One cool thing about growing is getting in touch with nature including the timing of the sun and moon, etc. growing totally indoors under artificial light I think misses some of this.
You may be right about us missing the effects of the moon on plants and growth and such but one thing to consider is this...your hoping to get 3 harvests in one year. I can get 5 indoors.lol That is the main advantage to the lights.
 
Good point Racefan, I sure envy your control.

One problem here is that "over baseline" usage power is 32 cents per kwh. We need every free photon we can get. The summer grow is extra long and needs no extra light, making it very cost effective.
 
I could have the kindest indoor growroom on earth, I'd never lose my love for outdoors.
Way more environmentally sound, not burning all that imported oil.
And I can grow a plant outside that more equal or surpass 4 indoor plants.

Outside in the fresh air with the breeze blowing, the birds chirping, the butterflys fluttering, the lizards out on patrol doing push-ups, squirrels chattering from the tree's--nothing like it.
I even like to visit my garden at night, sit out there and watch the stars & moon, listen to the owls.
 
lol, yes the $400 per month power bill must take a lot of the joy out of growing.

You can really see the difference in my friend's greenhouse since he has both natural and hps lights as backup/augmentation. Natural light doesn't fade with distance since it has already traveled so far from the sun, but artificial lights really drop off fast.

The greenhouse is a very pleasent place also, the weather is mild here so you can have lots of fresh air circulating, but it's also a secure building with less chance of thieves finding.....

It would probably cost Racefan a lot less to run his own diesle generator, the prower company is really a rip off at the high rates.

Still so far so good, the plants all continue to bud normally.
 
The faster, mostly indica plants are done, there are a few amber trichs. They are clones from a local coop, snow bud, ended up about 3 ft tall. Last time they yielded 2oz dried each, I think this time will be closer to 3oz.

It should be very nicely cured by 4/20 and that takes care of my friend for a long time.

The others are Arjan's Haze #2 and are about 8 feet tall, they stretched from only 30 inches when the lights were backed off. They look good and have stopped stretching, but have a couple of weeks to go at least. They wouldn't yield very much right now, but still seem to be budding normally.

Right now we have about 13 hours of light and 11 hours of darkness.
 
The snow bud plants are all dried and they did even better then expected, they yielded (dried bud) from 5oz to 8oz per plant. That's 3 times the last grow, there were dozens of improvements but a lot of it I'm sure was the longer hours of direct sunlight the plants got while budding. Last cycle, they were fininshing in december and they only got a little direct sunlight (they got a lot during Oct when they were in the veg cycle). The largest plants were clearly the ones getting the most light.

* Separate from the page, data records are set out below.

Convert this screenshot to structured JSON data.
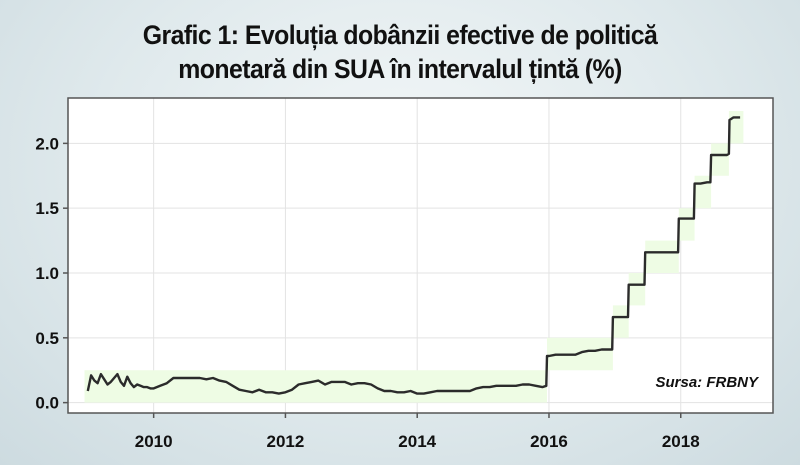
{
  "title": {
    "line1": "Grafic 1: Evoluția dobânzii efective de politică",
    "line2": "monetară din SUA în intervalul țintă (%)"
  },
  "source": "Sursa: FRBNY",
  "colors": {
    "line": "#2b2b2b",
    "band": "#eefce4",
    "grid": "#e3e3e3",
    "frame": "#555555"
  },
  "chart_data": {
    "type": "line",
    "title": "Grafic 1: Evoluția dobânzii efective de politică monetară din SUA în intervalul țintă (%)",
    "xlabel": "",
    "ylabel": "",
    "xlim": [
      2008.7,
      2019.4
    ],
    "ylim": [
      -0.08,
      2.35
    ],
    "x_ticks": [
      2010,
      2012,
      2014,
      2016,
      2018
    ],
    "y_ticks": [
      0.0,
      0.5,
      1.0,
      1.5,
      2.0
    ],
    "y_tick_labels": [
      "0.0",
      "0.5",
      "1.0",
      "1.5",
      "2.0"
    ],
    "grid": true,
    "series": [
      {
        "name": "",
        "x": [
          2009.0,
          2009.05,
          2009.1,
          2009.15,
          2009.2,
          2009.25,
          2009.3,
          2009.35,
          2009.4,
          2009.45,
          2009.5,
          2009.55,
          2009.6,
          2009.65,
          2009.7,
          2009.75,
          2009.8,
          2009.85,
          2009.9,
          2009.95,
          2010.0,
          2010.1,
          2010.2,
          2010.3,
          2010.4,
          2010.5,
          2010.6,
          2010.7,
          2010.8,
          2010.9,
          2011.0,
          2011.1,
          2011.2,
          2011.3,
          2011.4,
          2011.5,
          2011.6,
          2011.7,
          2011.8,
          2011.9,
          2012.0,
          2012.1,
          2012.2,
          2012.3,
          2012.4,
          2012.5,
          2012.6,
          2012.7,
          2012.8,
          2012.9,
          2013.0,
          2013.1,
          2013.2,
          2013.3,
          2013.4,
          2013.5,
          2013.6,
          2013.7,
          2013.8,
          2013.9,
          2014.0,
          2014.1,
          2014.2,
          2014.3,
          2014.4,
          2014.5,
          2014.6,
          2014.7,
          2014.8,
          2014.9,
          2015.0,
          2015.1,
          2015.2,
          2015.3,
          2015.4,
          2015.5,
          2015.6,
          2015.7,
          2015.8,
          2015.9,
          2015.96,
          2015.97,
          2016.0,
          2016.1,
          2016.2,
          2016.3,
          2016.4,
          2016.5,
          2016.6,
          2016.7,
          2016.8,
          2016.9,
          2016.96,
          2016.97,
          2017.0,
          2017.1,
          2017.2,
          2017.21,
          2017.3,
          2017.4,
          2017.45,
          2017.46,
          2017.5,
          2017.6,
          2017.7,
          2017.8,
          2017.9,
          2017.96,
          2017.97,
          2018.0,
          2018.1,
          2018.2,
          2018.21,
          2018.3,
          2018.4,
          2018.45,
          2018.46,
          2018.5,
          2018.6,
          2018.7,
          2018.73,
          2018.74,
          2018.8,
          2018.9
        ],
        "y": [
          0.09,
          0.21,
          0.17,
          0.15,
          0.22,
          0.18,
          0.14,
          0.16,
          0.19,
          0.22,
          0.16,
          0.13,
          0.2,
          0.15,
          0.12,
          0.14,
          0.13,
          0.12,
          0.12,
          0.11,
          0.11,
          0.13,
          0.15,
          0.19,
          0.19,
          0.19,
          0.19,
          0.19,
          0.18,
          0.19,
          0.17,
          0.16,
          0.13,
          0.1,
          0.09,
          0.08,
          0.1,
          0.08,
          0.08,
          0.07,
          0.08,
          0.1,
          0.14,
          0.15,
          0.16,
          0.17,
          0.14,
          0.16,
          0.16,
          0.16,
          0.14,
          0.15,
          0.15,
          0.14,
          0.11,
          0.09,
          0.09,
          0.08,
          0.08,
          0.09,
          0.07,
          0.07,
          0.08,
          0.09,
          0.09,
          0.09,
          0.09,
          0.09,
          0.09,
          0.11,
          0.12,
          0.12,
          0.13,
          0.13,
          0.13,
          0.13,
          0.14,
          0.14,
          0.13,
          0.12,
          0.13,
          0.36,
          0.36,
          0.37,
          0.37,
          0.37,
          0.37,
          0.39,
          0.4,
          0.4,
          0.41,
          0.41,
          0.41,
          0.66,
          0.66,
          0.66,
          0.66,
          0.91,
          0.91,
          0.91,
          0.91,
          1.16,
          1.16,
          1.16,
          1.16,
          1.16,
          1.16,
          1.16,
          1.42,
          1.42,
          1.42,
          1.42,
          1.69,
          1.69,
          1.7,
          1.7,
          1.91,
          1.91,
          1.91,
          1.91,
          1.92,
          2.18,
          2.2,
          2.2
        ]
      }
    ],
    "band": {
      "x": [
        2008.95,
        2015.97,
        2015.97,
        2016.97,
        2016.97,
        2017.21,
        2017.21,
        2017.46,
        2017.46,
        2017.97,
        2017.97,
        2018.21,
        2018.21,
        2018.46,
        2018.46,
        2018.73,
        2018.73,
        2018.95
      ],
      "lower": [
        0,
        0,
        0.25,
        0.25,
        0.5,
        0.5,
        0.75,
        0.75,
        1.0,
        1.0,
        1.25,
        1.25,
        1.5,
        1.5,
        1.75,
        1.75,
        2.0,
        2.0
      ],
      "upper": [
        0.25,
        0.25,
        0.5,
        0.5,
        0.75,
        0.75,
        1.0,
        1.0,
        1.25,
        1.25,
        1.5,
        1.5,
        1.75,
        1.75,
        2.0,
        2.0,
        2.25,
        2.25
      ]
    }
  }
}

My advidse to people growing indoors is to hit them with everything you can while budding. It's even a good idea to bump the time out to 13 hours light/ 11 hours of dark after the budding has started.

It's still curing, but a sample was very strong with a nice mild taste. We used Liquid Karma along with a number of other improvements that clearly improved the taste over the last cycle.

The haze is still going, we are getting close to 14 hours of light / 10 hours of dark but the plants are still budding normally. The trics are mostly cloudy at this point, they really need 2 more weeks, but we may harvest them a little early.
 
The haze is still going and is budding normally but still no amber trics. The buds all frosted and I thought it might be mold, but nooo it's an unbeleavable forrest of trics at least 3 times as dense as the snowbud.

One hit from just a pinky nail sized piece of leaf dried on a table was enough....

I'm going ot let it go another week for a harverst on 4/20!
 
It did all finish - adverge of 5oz per plant of the haze. It has potentional to yield a lot more once it's all dialed in. They were all female, no hermis, no reversion anywhere on any of the plants.

We are trying to regenerate the best one to use as a source for clones on the next cycle.